25. The apparatus of claim 24, wherein the preset constraints comprise at least one of: the i+1 is equal to a preset value, the i+1 round fusion calculation graph is the same as the i round fusion calculation graph, and the update mark of the i+1 round represents that the i+1 round fusion calculation graph has no update; the update mark is used for recording first characterization information or second characterization information, the first characterization information characterizes that the calculated graph of the corresponding turn is updated, and the second characterization information characterizes that the calculated graph of the corresponding turn is not updated.

26. The apparatus of any of claims 16-25, further comprising:

the execution round number determining module is used for determining the execution round number which is custom set for the candidate fusion strategy;

the policy permutation and combination mode determining module is used for determining a policy permutation and combination mode which is custom-set for a plurality of candidate fusion policies in response to the fact that the candidate fusion policies based on the custom-set process are multiple; and

And the strategy determining module is used for determining the target fusion strategy according to at least one of the execution times and the strategy arrangement combination mode and the candidate fusion strategy.

27. The apparatus of claim 26, further comprising:

and the regular conversion module is used for carrying out regular conversion on the target fusion strategy according to a predefined regularization rule to obtain the regular expression.

28. The apparatus of any of claims 16-27, wherein the candidate fusion policy comprises at least one of: vertical fusion, horizontal fusion, recalculation, input fusion.

29. The apparatus of claim 28, wherein the fusion policy of input fusion comprises:

and fusing the plurality of target operator nodes.

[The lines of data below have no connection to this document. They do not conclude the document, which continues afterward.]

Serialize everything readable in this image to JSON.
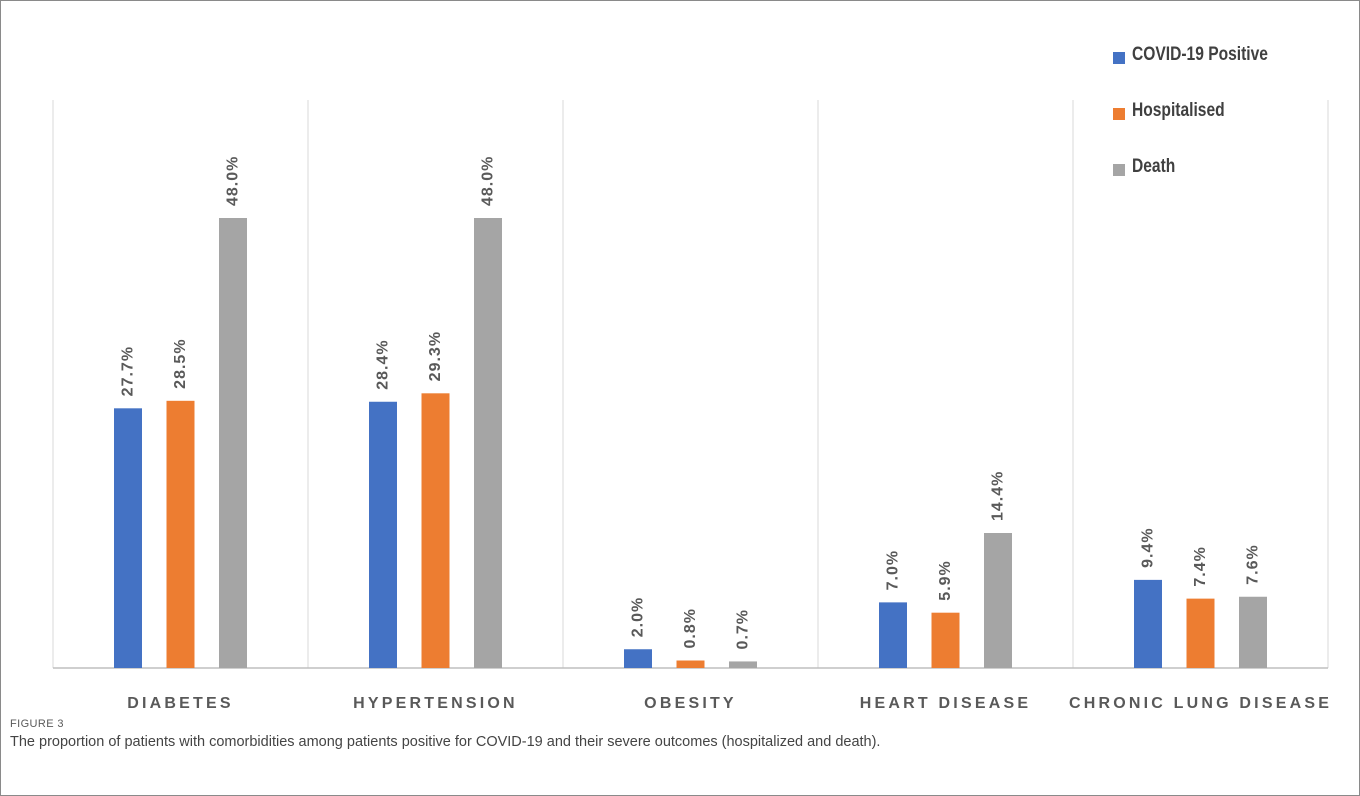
{
  "chart_data": {
    "type": "bar",
    "categories": [
      "DIABETES",
      "HYPERTENSION",
      "OBESITY",
      "HEART DISEASE",
      "CHRONIC LUNG DISEASE"
    ],
    "series": [
      {
        "name": "COVID-19 Positive",
        "color": "#4472c4",
        "values": [
          27.7,
          28.4,
          2.0,
          7.0,
          9.4
        ],
        "labels": [
          "27.7%",
          "28.4%",
          "2.0%",
          "7.0%",
          "9.4%"
        ]
      },
      {
        "name": "Hospitalised",
        "color": "#ed7d31",
        "values": [
          28.5,
          29.3,
          0.8,
          5.9,
          7.4
        ],
        "labels": [
          "28.5%",
          "29.3%",
          "0.8%",
          "5.9%",
          "7.4%"
        ]
      },
      {
        "name": "Death",
        "color": "#a5a5a5",
        "values": [
          48.0,
          48.0,
          0.7,
          14.4,
          7.6
        ],
        "labels": [
          "48.0%",
          "48.0%",
          "0.7%",
          "14.4%",
          "7.6%"
        ]
      }
    ],
    "ylim": [
      0,
      60
    ],
    "unit": "%",
    "grid": "vertical category separators",
    "legend_position": "top-right"
  },
  "caption": {
    "label": "FIGURE 3",
    "text": "The proportion of patients with comorbidities among patients positive for COVID-19 and their severe outcomes (hospitalized and death)."
  }
}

30. The method of claim 28, wherein the redirected fusion policy comprises:

31. An electronic device, comprising:

at least one processor; and

a memory communicatively coupled to the at least one processor; wherein,,

the memory stores instructions executable by the at least one processor to enable the at least one processor to perform the method of any one of claims 1-15.

32. A non-transitory computer readable storage medium storing computer instructions for causing the computer to perform the method of any one of claims 1-15.

33. A computer program product comprising a computer program stored on at least one of a readable storage medium and an electronic device, which, when executed by a processor, implements the method according to any one of claims 1-15.